At 4:17 p.m., or two hours after the first barriers of the building were breached, the president tweeted out a video demanding rioters leave the Capitol — a video Twitter promptly removed.
Yet the committee got the headlines it was looking for, with media blindly adopting the “187 minutes” across their front pages. CNN aired the chyron, “NOW: Jan. 6 Cmte Details 187 Minutes of Trump Inaction” for much of the hearing’s first half.
While the panel aired Trump’s speech urging rioters to go home, members glossed over the president’s posts that demanded protests remain peaceful.
Operating without any minority-appointed opposition, whom House Speaker Nancy Pelosi barred, lawmakers on the select committee will continue in September ahead of the fall midterms with show-trial proceedings reminiscent of the Soviet-era show trials.

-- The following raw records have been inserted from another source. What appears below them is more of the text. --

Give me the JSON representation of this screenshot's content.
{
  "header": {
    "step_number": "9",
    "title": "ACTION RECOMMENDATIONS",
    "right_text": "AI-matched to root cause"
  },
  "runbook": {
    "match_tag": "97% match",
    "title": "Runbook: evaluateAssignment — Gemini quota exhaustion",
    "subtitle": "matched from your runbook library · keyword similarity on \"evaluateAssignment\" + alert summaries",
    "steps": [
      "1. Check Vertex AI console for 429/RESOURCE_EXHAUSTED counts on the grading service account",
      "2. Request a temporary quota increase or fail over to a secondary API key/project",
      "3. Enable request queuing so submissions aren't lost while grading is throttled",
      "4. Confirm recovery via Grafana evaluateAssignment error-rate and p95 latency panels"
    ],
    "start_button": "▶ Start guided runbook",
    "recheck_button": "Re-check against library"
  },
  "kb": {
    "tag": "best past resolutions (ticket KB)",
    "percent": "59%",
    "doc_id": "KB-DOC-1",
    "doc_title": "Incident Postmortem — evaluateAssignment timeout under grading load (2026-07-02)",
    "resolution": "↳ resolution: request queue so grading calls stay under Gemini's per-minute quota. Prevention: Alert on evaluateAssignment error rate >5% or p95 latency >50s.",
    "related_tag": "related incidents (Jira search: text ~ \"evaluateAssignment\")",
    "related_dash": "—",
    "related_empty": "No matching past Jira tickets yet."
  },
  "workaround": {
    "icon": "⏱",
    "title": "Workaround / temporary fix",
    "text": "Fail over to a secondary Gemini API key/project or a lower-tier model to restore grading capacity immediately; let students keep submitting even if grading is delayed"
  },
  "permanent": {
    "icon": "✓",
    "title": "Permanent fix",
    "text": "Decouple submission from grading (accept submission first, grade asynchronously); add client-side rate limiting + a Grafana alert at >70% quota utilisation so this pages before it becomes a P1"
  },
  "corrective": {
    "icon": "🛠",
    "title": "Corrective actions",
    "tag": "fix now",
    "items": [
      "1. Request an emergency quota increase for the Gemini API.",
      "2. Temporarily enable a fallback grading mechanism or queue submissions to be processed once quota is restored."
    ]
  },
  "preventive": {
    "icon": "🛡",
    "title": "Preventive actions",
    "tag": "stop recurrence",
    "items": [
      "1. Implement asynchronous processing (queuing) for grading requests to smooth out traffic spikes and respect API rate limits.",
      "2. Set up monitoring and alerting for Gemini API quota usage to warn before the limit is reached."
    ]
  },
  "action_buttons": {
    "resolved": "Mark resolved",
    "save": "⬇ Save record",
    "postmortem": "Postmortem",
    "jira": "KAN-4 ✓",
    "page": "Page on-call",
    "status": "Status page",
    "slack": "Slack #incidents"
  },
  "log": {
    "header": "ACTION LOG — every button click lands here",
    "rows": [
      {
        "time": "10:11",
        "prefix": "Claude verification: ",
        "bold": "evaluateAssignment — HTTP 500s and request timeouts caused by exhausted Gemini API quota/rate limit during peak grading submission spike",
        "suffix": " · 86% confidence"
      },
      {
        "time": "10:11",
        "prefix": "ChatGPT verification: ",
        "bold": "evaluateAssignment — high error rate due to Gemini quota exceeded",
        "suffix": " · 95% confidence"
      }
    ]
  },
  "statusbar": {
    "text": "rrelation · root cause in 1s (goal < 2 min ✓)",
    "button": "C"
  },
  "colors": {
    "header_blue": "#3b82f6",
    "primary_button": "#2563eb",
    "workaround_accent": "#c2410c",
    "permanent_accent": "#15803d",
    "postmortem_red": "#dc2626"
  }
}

While the committee will also likely hold new hearings later this year to give itself more time to find the smoking gun — plus a book deal — the September timeline happens to coincide with elections. Democrats on the probe conceded in March that the investigation was all about the midterms as vulnerable members fret about losing voters who are worried about crime, high inflation, and unsustainable energy prices.
“Their challenge: Making the public care deeply — and read hundreds of pages more — about an event that happened more than a year ago, and that many Americans feel they already understand,” the Washington Post said.
It seems eight hearings produced with the help of a former ABC News executive failed to do the trick.